Deby ou le complexe du tutorat.
Mr Idriss DEBY ira probablement en France avant la fin l’année en cours. Finalement les différents lobbys ont pu convaincre l’Elysée de faire un petit geste. D’autres conseillers, plus sérieux ceux-là, ont suggéré au Président français d’organiser un petit sommet qui réunirait les dignitaires de la France Afrique – une copie de la Baule – pour expliquer aux uns et aux autres la nouvelle ligne politique française sous mandat socialiste !
Dans l’un ou l’autre cas, Deby trouverait son compte. L’essentiel pour lui est de serrer la main du Président français et de se faire photographier sur le perron de l’Elysée et de dire quelques niaiseries aux journalistes présents dans la cour !
Selon différentes sources Deby auraient dépensé l’équivalent de 8 mois de salaire des fonctionnaires en lobbying pour arriver à ses fins ! Pourquoi tant d’efforts et de ténacité, tant d’insistance et de fixation pour un exercice que d’autres auraient qualifié d’anodin ? L’explication se trouve dans la personnalité, la psychologie complexe de l’individu.
Mr Deby est en effet un personnage complexe. De l’avis de ses anciens amis de classe qu’il a d’ailleurs presque tous pourchassés, humiliés et marginalisés, Deby n’était certes pas un nigaud au sens classique du terme mais son intelligence était tout de même en deçà de la moyenne. Il était par contre un excellent animateur des soirées de jeunes et il savait tirer les ficelles pour se retrouver toujours sur le devant de la scène. Ces deux comportements ne l’ont pas quitté.

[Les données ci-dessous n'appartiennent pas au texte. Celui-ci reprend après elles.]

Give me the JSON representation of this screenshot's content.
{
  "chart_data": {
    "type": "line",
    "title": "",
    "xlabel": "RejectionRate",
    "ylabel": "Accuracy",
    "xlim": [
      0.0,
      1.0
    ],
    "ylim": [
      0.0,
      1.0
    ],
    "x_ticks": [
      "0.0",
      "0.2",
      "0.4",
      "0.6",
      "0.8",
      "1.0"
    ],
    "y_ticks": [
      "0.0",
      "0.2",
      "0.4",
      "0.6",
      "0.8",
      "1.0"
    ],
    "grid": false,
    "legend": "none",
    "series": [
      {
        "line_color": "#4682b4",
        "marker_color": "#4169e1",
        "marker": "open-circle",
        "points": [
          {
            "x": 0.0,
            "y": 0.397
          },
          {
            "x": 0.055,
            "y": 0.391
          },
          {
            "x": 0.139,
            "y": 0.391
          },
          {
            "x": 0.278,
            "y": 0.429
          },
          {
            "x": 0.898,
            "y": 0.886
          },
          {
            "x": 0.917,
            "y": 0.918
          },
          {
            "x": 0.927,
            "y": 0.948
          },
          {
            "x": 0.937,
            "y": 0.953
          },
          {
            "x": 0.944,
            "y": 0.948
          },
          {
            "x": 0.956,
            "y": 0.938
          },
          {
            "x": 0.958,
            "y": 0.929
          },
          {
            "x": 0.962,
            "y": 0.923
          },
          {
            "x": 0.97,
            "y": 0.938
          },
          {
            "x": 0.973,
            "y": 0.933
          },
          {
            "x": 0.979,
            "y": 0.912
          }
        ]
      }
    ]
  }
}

Aujourd’hui encore Deby peut user de subterfuges extraordinaires, exceller dans le montage de manigances dignes des films hollywoodiens, ou créer des situations abracadabrantes, et tout ceci pour faire du mal. C’est son hobby, son sport favori. Il trouve son plaisir schizophrénique dans l’art de faire du mal.
Par contre, dès que Mr Deby fait face à ses responsabilités d’homme d’Etat, il est coincé. Il balbutie, il doute, il devient inconséquent, il n’avance plus. Il a alors besoin d’un éclaireur, d’un guide. Deby a fait son apprentissage dans la vie active sous l’égide de l’ancien Président tchadien, Hissein Habré, lequel l’a façonné à sa manière pour en faire un homme d’action. Habré a utilisé à sa juste dimension ce militaire aux ordres, sans aucun repère, sans réflexion, incapable de contradiction. A Habré revenait la gestion administrative et logistique de l’armée et à Deby les opérations militaires avec des nettoyages et épurations à grande échelle.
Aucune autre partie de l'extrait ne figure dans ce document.